Lo más impresionante es que la evolución humana ya no ocurre solamente en los cuerpos. También ocurre en la manera en que pensamos, cooperamos y compartimos conocimiento. Hace miles de años sobrevivíamos aprendiendo a encender fuego; hoy sobrevivimos desarrollando vacunas en meses y conectando laboratorios de distintos continentes en tiempo real. La evolución dejó de ser únicamente biológica. También se volvió colectiva.
La evolución no creó seres perfectos. Creó organismos capaces de resistir mejor.
Quizá por eso Darwin sigue siendo tan vigente. Porque nos obligó a aceptar que: la vida no premia necesariamente lo más fuerte, lo más bello o lo más poderoso. Premia aquello que logra adaptarse antes de desaparecer.

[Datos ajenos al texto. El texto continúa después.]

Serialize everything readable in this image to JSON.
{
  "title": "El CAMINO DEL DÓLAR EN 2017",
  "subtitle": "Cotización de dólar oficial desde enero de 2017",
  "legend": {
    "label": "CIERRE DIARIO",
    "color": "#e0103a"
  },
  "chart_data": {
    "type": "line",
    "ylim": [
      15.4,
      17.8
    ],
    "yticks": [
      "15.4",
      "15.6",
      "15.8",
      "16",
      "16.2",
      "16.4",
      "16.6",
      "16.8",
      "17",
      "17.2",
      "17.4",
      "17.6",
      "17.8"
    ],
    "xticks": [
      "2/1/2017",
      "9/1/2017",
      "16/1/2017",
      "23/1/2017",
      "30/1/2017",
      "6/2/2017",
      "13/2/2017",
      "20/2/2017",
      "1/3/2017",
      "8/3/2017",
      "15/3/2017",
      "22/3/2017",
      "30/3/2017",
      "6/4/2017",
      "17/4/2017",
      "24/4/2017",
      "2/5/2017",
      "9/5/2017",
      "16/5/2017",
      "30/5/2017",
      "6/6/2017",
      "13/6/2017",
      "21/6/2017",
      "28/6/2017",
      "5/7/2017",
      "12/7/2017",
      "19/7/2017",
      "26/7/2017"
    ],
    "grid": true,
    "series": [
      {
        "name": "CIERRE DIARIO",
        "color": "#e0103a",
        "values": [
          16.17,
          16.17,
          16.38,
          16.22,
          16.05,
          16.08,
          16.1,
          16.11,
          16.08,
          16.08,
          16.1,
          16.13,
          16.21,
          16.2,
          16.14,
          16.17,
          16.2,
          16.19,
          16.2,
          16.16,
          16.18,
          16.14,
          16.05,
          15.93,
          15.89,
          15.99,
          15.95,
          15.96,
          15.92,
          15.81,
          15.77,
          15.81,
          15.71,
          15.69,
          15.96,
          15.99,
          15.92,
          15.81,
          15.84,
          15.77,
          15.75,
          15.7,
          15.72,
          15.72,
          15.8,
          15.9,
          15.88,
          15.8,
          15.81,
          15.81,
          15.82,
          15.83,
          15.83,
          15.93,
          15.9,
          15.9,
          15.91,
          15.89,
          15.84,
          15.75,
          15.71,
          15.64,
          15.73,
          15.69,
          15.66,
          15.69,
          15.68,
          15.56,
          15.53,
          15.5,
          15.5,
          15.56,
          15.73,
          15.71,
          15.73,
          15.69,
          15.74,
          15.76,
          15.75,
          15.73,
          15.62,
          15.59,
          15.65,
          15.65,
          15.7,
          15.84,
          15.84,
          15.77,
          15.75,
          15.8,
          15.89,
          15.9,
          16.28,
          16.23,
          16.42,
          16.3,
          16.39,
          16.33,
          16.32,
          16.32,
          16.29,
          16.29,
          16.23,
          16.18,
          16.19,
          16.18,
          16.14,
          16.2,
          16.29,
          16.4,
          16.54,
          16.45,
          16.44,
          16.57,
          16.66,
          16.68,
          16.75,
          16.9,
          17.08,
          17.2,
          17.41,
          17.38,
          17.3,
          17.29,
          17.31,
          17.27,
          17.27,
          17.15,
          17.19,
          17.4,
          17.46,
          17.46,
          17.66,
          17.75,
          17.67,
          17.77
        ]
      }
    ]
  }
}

También la resiliencia humana: en nuestra capacidad de transformar heridas en experiencia, pérdidas en memoria y miedo en aprendizaje. Evolucionamos no solamente por genética, sino por todo aquello que resistimos. Somos el resultado de nuestros fracasos, de nuestros duelos, de quienes nos criaron, de las crisis que sobrevivimos y de las veces que tuvimos que volver a empezar.
Darwin nunca escribió que sobrevive “el más fuerte”, pero toda su obra apunta hacia una idea mucho más profunda: la permanencia pertenece a quienes aprenden a cambiar sin dejar de existir.